Shai Gilgeous-Alexander has spent the playoffs turning contact into currency. Now one company’s joke about it has turned into a legal fight.
According to The Athletic, sports prediction market company Underdog received a cease-and-desist letter over its “Unethical Hoops” promotion, a parody board-game concept created with Dillon Brooks that mocked Gilgeous-Alexander’s ability to draw fouls. The game was styled after Operation, with users trying to avoid touching a cartoon version of SGA while labels such as “phantom contact,” “leg kick” and “push off” leaned directly into the online criticism around his whistle. Only 100 copies were made for a promotional giveaway, but Gilgeous-Alexander’s legal team objected to the use of his name, image and likeness.

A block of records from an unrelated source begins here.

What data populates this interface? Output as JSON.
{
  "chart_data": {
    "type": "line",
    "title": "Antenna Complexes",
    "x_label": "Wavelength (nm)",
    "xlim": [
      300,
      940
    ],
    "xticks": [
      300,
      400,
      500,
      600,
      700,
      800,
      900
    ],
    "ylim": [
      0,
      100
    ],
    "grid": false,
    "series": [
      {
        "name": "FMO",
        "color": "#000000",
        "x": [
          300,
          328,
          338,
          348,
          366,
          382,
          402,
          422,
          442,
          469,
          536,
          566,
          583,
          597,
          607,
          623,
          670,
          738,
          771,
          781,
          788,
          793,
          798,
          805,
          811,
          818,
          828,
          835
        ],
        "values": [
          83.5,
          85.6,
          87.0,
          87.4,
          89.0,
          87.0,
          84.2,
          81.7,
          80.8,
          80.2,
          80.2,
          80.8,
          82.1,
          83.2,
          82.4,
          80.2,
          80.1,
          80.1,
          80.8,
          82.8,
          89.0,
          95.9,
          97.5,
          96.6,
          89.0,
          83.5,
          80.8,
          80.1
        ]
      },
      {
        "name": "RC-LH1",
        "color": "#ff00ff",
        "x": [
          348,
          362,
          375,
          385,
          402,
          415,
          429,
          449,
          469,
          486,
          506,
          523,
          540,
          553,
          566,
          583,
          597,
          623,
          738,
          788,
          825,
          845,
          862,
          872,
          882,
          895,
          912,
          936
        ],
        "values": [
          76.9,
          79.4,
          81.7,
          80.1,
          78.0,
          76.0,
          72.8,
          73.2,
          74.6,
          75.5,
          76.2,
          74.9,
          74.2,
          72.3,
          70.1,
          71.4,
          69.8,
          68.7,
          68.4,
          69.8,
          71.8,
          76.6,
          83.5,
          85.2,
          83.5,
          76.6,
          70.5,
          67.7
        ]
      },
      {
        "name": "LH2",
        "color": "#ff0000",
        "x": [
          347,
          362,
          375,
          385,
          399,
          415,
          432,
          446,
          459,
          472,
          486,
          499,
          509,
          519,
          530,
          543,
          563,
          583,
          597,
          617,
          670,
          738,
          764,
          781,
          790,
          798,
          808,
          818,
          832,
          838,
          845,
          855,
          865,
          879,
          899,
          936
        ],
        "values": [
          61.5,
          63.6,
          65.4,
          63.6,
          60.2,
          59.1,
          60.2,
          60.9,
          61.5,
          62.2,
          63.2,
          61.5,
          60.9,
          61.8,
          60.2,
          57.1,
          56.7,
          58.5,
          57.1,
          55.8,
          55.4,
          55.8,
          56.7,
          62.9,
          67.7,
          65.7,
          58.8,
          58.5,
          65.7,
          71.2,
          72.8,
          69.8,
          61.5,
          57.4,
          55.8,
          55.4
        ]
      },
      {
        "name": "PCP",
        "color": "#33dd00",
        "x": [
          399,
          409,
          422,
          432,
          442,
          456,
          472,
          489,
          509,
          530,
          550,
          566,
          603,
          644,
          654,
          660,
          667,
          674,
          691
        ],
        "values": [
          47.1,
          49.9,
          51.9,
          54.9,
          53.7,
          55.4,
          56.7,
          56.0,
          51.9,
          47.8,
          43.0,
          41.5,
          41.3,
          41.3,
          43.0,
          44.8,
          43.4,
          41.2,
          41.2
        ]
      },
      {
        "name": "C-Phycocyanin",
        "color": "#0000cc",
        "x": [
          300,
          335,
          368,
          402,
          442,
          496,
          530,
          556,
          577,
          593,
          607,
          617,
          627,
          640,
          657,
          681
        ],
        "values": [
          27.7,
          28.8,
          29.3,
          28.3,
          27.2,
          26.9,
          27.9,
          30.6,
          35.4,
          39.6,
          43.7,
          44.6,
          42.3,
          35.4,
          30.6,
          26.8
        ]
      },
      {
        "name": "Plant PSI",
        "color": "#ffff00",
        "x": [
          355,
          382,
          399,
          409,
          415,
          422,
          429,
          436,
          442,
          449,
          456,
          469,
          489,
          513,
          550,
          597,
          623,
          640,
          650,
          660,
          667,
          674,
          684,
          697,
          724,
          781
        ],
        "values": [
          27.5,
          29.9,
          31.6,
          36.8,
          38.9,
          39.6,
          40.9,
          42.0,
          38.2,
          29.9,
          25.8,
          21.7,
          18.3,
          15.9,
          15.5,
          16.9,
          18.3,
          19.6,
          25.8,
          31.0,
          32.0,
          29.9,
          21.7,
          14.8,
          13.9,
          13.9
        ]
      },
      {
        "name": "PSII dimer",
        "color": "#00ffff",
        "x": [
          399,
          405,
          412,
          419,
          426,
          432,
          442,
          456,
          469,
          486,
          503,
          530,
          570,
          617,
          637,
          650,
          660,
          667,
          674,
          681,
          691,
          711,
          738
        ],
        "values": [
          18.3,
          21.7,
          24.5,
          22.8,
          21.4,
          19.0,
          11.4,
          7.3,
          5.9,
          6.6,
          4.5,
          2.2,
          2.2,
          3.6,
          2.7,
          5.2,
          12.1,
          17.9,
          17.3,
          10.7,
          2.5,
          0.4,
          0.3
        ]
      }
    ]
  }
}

The letter, dated May 22, 2026, was sent by Eric Fishman of ArentFox Schiff LLP on behalf of Gilgeous-Alexander, and demanded that Underdog stop using his NIL, pull the promotion across platforms and destroy remaining copies of the game. The legal question is not whether fans can joke about SGA’s foul-drawing. They can, and they do. The sharper question is whether a company can use a player’s identity to sell or promote a product without permission, even if the product is framed as parody.
That is where this becomes bigger than one joke. Gilgeous-Alexander is one of the NBA’s most brilliant offensive players, an MVP-level guard whose footwork, patience and body control make defenders wrong before they even know they have made a decision. But he has also become the face of the league’s foul-drawing debate, the player critics point to when arguing that modern stars are not just beating defenses but manipulating the rules around them.
Underdog saw that conversation and turned it into content. SGA’s camp saw it and turned it into a legal boundary.
There is irony everywhere. The same skill that makes Gilgeous-Alexander almost impossible to defend has now made him easy to parody. The same online joke that fans repeat every night has become a formal NIL dispute. And the attempt to shut down the promotion may only make the image travel further, the classic Streisand effect in NBA form.
Still, the serious part is simple: Gilgeous-Alexander is protecting the commercial use of his identity. In an era when athletes’ NIL rights are more valuable and more aggressively guarded than ever, even a joke can become a business problem once it is attached to a giveaway, a brand and a promotional campaign.
On the floor, SGA will keep hunting angles. Off the floor, his lawyers are now hunting unauthorized use.